Mais dans la grande salle d’espagnol du 1er étage, où prennent place une vingtaine d’enseignants volontaires, l’ambiance est studieuse. A 15h30, en effet, démarre spécialement pour eux une formation assurée par Jérôme Damblant, inspecteur académique d’histoire-géographie, et cheville ouvrière de l’équipe "Valeurs de la République" de l’académie d’Amiens.

Les équipes "Valeurs de la République", ce sont les 400 "référents laïcité" de l'Education nationale, chargés depuis 2018 de faire remonter toutes les atteintes à la laïcité : port de signes religieux ostentatoires, refus d’activités sportives ou culturelles, prosélytisme, remise en cause des enseignements... A la demande des chefs d’établissements scolaires, ils peuvent aussi jouer un rôle de médiateurs entre enseignants et familles, et organiser des formations pour aider les professeurs à faire face dans les situations délicates.

Le contexte "exige désormais de se préparer à l’impensable"... C’est écrit noir sur blanc dans le rapport de l'Inspection générale remis au ministre de l’Education nationale.

Dans ce collège picard, comme  partout en France, les enseignants sont toujours sous le choc de l’effroyable assassinat du professeur d'histoire-géographie Samuel Paty, décapité par un terroriste d'origine tchétchène, quelques jours après avoir montré des caricatures de Mahomet. Le contexte "exige désormais de se préparer à l’impensable"... C’est écrit noir sur blanc dans le rapport de l'Inspection générale remis au ministre de l’Education nationale à la fin de l’année dernière.

"L’hommage à la mémoire de Samuel Paty s’est plutôt bien passé, par comparaison avec d’autres incidents, plus de 800, qui ont remonté de toute la France.  Parce que nous avions fait le maximum pour cela. Mais nous avons tout de même eu quelques problèmes.

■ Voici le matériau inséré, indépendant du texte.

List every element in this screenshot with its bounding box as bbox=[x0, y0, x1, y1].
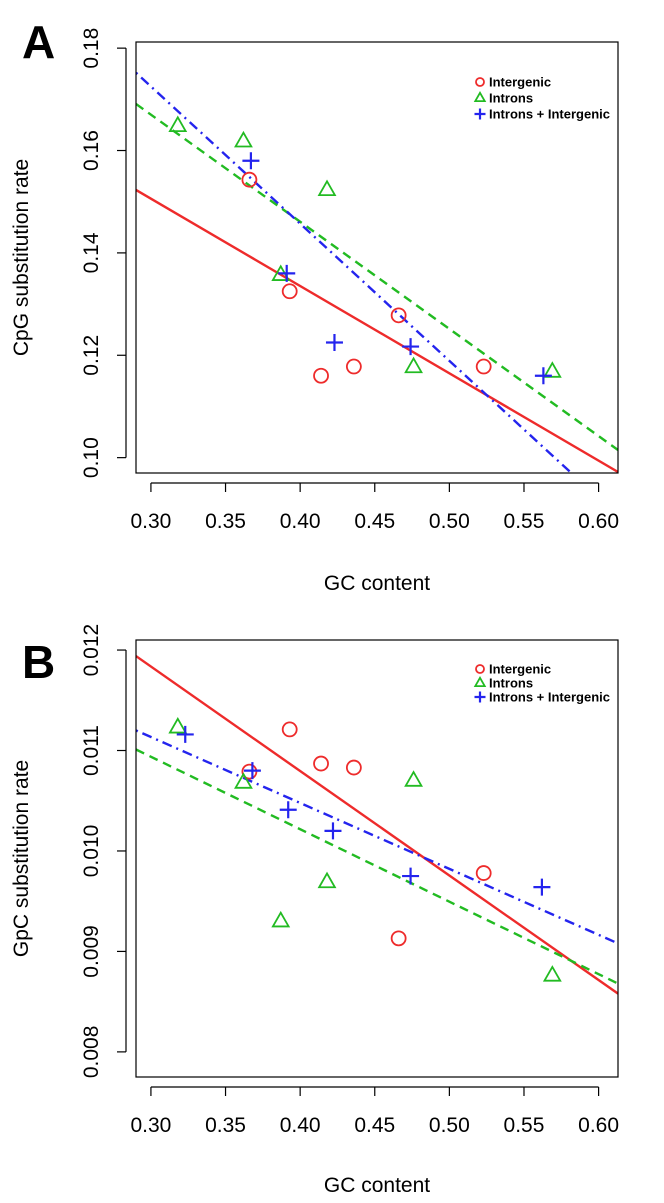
legend-key-circle bbox=[475, 664, 485, 674]
x-tick-label: 0.30 bbox=[130, 510, 171, 533]
y-tick-label: 0.16 bbox=[80, 130, 103, 171]
data-point-plus bbox=[324, 822, 342, 840]
y-tick-label: 0.009 bbox=[80, 925, 103, 978]
x-tick-label: 0.50 bbox=[429, 510, 470, 533]
data-point-plus bbox=[534, 367, 552, 385]
y-tick-label: 0.14 bbox=[80, 232, 103, 273]
data-point-triangle bbox=[317, 871, 337, 889]
y-tick-label: 0.012 bbox=[80, 624, 103, 677]
data-point-triangle bbox=[542, 361, 562, 378]
plot-frame bbox=[135, 41, 619, 474]
plot-frame bbox=[135, 639, 619, 1078]
x-tick-label: 0.35 bbox=[205, 1114, 246, 1137]
y-tick-label: 0.12 bbox=[80, 335, 103, 376]
x-tick-label: 0.50 bbox=[429, 1114, 470, 1137]
legend-key-circle bbox=[475, 77, 485, 87]
fit-line-circle bbox=[136, 188, 618, 473]
x-tick-label: 0.40 bbox=[280, 510, 321, 533]
data-point-plus bbox=[325, 333, 343, 351]
data-point-triangle bbox=[168, 115, 188, 133]
fit-line-triangle bbox=[136, 748, 618, 985]
x-tick-label: 0.40 bbox=[280, 1114, 321, 1137]
data-point-circle bbox=[345, 759, 362, 776]
regression-lines bbox=[136, 655, 618, 995]
data-point-circle bbox=[390, 930, 407, 947]
legend-key-plus bbox=[474, 691, 486, 703]
legend-label: Introns bbox=[489, 676, 533, 691]
fit-line-triangle bbox=[136, 102, 618, 451]
y-tick-label: 0.008 bbox=[80, 1026, 103, 1079]
data-point-circle bbox=[345, 358, 362, 375]
x-axis-title: GC content bbox=[324, 1174, 430, 1197]
legend-label: Intergenic bbox=[489, 662, 551, 677]
data-point-plus bbox=[533, 878, 551, 896]
x-tick-label: 0.35 bbox=[205, 510, 246, 533]
data-point-triangle bbox=[234, 772, 253, 789]
panel-a: A 0.30 0.35 0.40 0.45 0.50 0.55 0.60 0.10 0.12 0.1… bbox=[10, 16, 619, 595]
data-point-triangle bbox=[271, 910, 291, 928]
data-point-triangle bbox=[317, 179, 337, 197]
panel-b: B 0.30 0.35 0.40 0.45 0.50 0.55 0.60 0.008 0.009 0… bbox=[10, 624, 619, 1197]
x-tick-label: 0.60 bbox=[578, 1114, 619, 1137]
data-point-plus bbox=[402, 867, 420, 885]
data-point-plus bbox=[176, 725, 194, 743]
data-point-circle bbox=[475, 865, 492, 881]
panel-letter: A bbox=[22, 16, 55, 68]
data-point-plus bbox=[402, 338, 420, 356]
x-tick-label: 0.45 bbox=[354, 510, 395, 533]
fit-line-plus bbox=[136, 729, 618, 945]
y-axis-title: CpG substitution rate bbox=[10, 159, 33, 356]
data-point-triangle bbox=[404, 356, 423, 374]
panel-letter: B bbox=[22, 636, 55, 688]
data-point-circle bbox=[313, 755, 329, 772]
x-tick-label: 0.55 bbox=[504, 1114, 545, 1137]
legend-key-triangle bbox=[473, 91, 487, 103]
y-tick-label: 0.011 bbox=[80, 725, 103, 776]
data-point-circle bbox=[390, 307, 407, 324]
regression-lines bbox=[136, 71, 618, 473]
x-axis-title: GC content bbox=[324, 572, 430, 595]
legend-key-plus bbox=[474, 108, 486, 120]
data-point-circle bbox=[241, 171, 258, 188]
legend-label: Introns bbox=[489, 91, 533, 106]
x-tick-label: 0.30 bbox=[130, 1114, 171, 1137]
legend-label: Introns + Intergenic bbox=[489, 690, 610, 705]
data-point-triangle bbox=[404, 770, 423, 787]
data-point-circle bbox=[281, 283, 298, 300]
data-point-circle bbox=[313, 367, 329, 384]
data-point-plus bbox=[243, 762, 261, 780]
x-tick-label: 0.55 bbox=[504, 510, 545, 533]
fit-line-plus bbox=[136, 71, 572, 473]
data-point-circle bbox=[281, 721, 298, 738]
x-tick-label: 0.45 bbox=[354, 1114, 395, 1137]
data-point-circle bbox=[475, 358, 492, 375]
data-point-triangle bbox=[542, 965, 562, 982]
data-point-triangle bbox=[234, 130, 253, 148]
legend-key-triangle bbox=[473, 676, 487, 688]
legend-label: Introns + Intergenic bbox=[489, 107, 610, 122]
data-point-plus bbox=[278, 264, 296, 282]
fit-line-circle bbox=[136, 655, 618, 995]
data-point-plus bbox=[242, 152, 260, 170]
y-axis-title: GpC substitution rate bbox=[10, 760, 33, 957]
y-tick-label: 0.18 bbox=[80, 28, 103, 69]
y-tick-label: 0.010 bbox=[80, 825, 103, 878]
x-tick-label: 0.60 bbox=[578, 510, 619, 533]
data-point-plus bbox=[279, 801, 297, 819]
y-tick-label: 0.10 bbox=[80, 437, 103, 478]
data-point-triangle bbox=[168, 716, 188, 734]
legend-label: Intergenic bbox=[489, 75, 551, 90]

Des réflexions comme : "Pourquoi on parle de ça alors qu’on ne parle pas des femmes voilées violées..." Allusion à une agression d’octobre dernier". Deux femmes voilées, avaient  été poignardées près de la tour Eiffel, par deux femmes ivres lors d'une altercation au sujet d’un chien. "Mais il y avait eu des rumeurs conspirationnistes de viol sur les réseaux sociaux…" poursuit la Principale.

Un autre élève a refusé la minute de silence, en arguant que  "Si le prof avait été noir, on n’aurait rien fait pour lui". Dans les zones rurales de la région, les enseignants ont surtout eu affaire à des réflexions racistes en réaction à l’assassinat du professeur. "Ainsi à Villers-Cotterêts, administrée par un maire RN,  on a eu un nombre important de familles qui ont refusé que leurs enfants suivent le cours sur les débuts de l’islam en 5e", révèle Jérôme Damblant. Le Principal adjoint, Eric Lima, témoigne du malaise des enseignants : "Clairement, ils mettent sous le tapis les sujets sensibles. Par exemple en  6e, les profs de lettres évitent les débats sur les textes fondateurs comme la Bible, pourtant au programme." A ce sujet, une enquête de l’Ifop a révélé ce mercredi 6 janvier 2021 que 49% des enseignants du second degré (collège et lycée) se sont déjà autocensurés lorsqu’il fallait aborder le thème de la religion, pour éviter les incidents.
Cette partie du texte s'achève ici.